The governor does not realize that he has sacrificed a great deal of his sons’ respect and love for some “exotic” South American woman’s vagina.  He was led by his penis, and it’s going to cost him dearly.  Anytime a man disrespects and humiliates the mother of his children, he is causing them pain that will not soon disappear.  His sons may forgive him, but they will never forget they way he has mistreated and embarassed their mother in a very public manner.

I’m glad that Mrs. Sanford, along with my other sisters, are finally realizing that we do not need a man in lives at any or all costs.  We can’t afford to keep giving up our dignity, strength and pride for these worthless, selfish, pieces of skins.  Once again, Gov.

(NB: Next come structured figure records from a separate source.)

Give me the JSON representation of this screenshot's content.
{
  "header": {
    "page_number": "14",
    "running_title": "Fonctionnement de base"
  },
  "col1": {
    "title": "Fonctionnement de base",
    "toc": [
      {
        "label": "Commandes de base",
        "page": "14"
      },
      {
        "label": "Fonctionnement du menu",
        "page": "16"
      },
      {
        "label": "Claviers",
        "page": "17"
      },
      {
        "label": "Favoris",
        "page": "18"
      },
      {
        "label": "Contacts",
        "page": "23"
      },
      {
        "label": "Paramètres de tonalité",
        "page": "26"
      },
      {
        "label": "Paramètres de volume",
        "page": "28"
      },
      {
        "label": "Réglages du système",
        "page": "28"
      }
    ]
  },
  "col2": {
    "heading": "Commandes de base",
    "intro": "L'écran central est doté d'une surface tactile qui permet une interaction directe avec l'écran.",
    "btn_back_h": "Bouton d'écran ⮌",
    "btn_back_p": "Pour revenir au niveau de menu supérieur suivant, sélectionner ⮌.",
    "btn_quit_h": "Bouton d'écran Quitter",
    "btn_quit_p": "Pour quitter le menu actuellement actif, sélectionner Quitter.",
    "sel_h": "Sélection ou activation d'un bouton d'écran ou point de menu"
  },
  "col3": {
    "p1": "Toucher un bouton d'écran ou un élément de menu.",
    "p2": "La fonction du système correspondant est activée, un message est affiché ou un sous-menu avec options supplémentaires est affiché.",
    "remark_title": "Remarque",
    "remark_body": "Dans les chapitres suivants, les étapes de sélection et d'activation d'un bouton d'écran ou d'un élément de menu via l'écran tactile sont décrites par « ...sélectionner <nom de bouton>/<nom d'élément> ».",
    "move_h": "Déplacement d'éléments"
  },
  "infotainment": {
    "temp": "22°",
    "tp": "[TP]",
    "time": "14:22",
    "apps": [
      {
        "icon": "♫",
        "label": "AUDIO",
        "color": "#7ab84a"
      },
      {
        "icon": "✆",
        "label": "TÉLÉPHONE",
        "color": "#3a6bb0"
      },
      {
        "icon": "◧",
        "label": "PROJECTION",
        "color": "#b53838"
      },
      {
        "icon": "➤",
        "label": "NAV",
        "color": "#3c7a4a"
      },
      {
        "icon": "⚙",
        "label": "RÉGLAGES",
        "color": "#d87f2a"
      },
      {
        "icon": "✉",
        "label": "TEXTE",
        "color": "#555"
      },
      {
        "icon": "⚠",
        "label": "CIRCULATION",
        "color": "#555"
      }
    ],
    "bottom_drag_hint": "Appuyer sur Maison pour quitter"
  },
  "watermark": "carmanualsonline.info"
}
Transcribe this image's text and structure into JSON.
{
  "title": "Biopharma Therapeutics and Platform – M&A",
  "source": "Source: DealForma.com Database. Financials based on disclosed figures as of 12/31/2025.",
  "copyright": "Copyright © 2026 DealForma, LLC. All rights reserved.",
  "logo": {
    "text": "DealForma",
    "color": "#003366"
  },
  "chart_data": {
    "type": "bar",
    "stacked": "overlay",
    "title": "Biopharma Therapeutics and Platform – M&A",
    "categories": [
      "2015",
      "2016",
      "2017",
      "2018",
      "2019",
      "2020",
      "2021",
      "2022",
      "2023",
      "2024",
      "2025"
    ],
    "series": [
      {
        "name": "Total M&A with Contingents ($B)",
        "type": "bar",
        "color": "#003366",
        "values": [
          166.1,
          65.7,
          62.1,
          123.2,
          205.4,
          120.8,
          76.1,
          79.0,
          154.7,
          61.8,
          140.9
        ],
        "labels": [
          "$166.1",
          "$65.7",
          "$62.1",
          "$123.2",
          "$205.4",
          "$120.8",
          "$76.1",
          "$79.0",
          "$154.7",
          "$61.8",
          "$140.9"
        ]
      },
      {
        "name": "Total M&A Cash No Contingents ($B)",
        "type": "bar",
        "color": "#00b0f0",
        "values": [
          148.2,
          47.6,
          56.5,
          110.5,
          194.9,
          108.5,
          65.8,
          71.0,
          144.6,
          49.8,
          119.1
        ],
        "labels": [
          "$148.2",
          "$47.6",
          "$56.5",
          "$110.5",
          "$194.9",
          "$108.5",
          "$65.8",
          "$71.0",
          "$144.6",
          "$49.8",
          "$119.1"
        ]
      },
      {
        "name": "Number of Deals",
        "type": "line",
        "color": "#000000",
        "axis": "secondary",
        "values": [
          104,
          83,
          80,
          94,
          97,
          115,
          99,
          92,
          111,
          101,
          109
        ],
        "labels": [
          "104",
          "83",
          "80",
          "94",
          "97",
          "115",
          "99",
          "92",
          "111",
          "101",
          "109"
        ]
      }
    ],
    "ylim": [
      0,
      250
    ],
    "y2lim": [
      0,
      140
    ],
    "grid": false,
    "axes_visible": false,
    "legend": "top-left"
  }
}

Sanford proves that when you give a man a little “authority”, money and position, the first thing he will do is become a “wandering whore”.  It’s sad and pathetic that most of the men in our lives have not matured and realized that the world IS NOT THEIR OYSTER!

They have responsbilities, legal and moral, that they need to adhere to.  As women, we don’t have the time or energy to give these grown men refresher courses in what it means to be a selfless, mature and committed adult.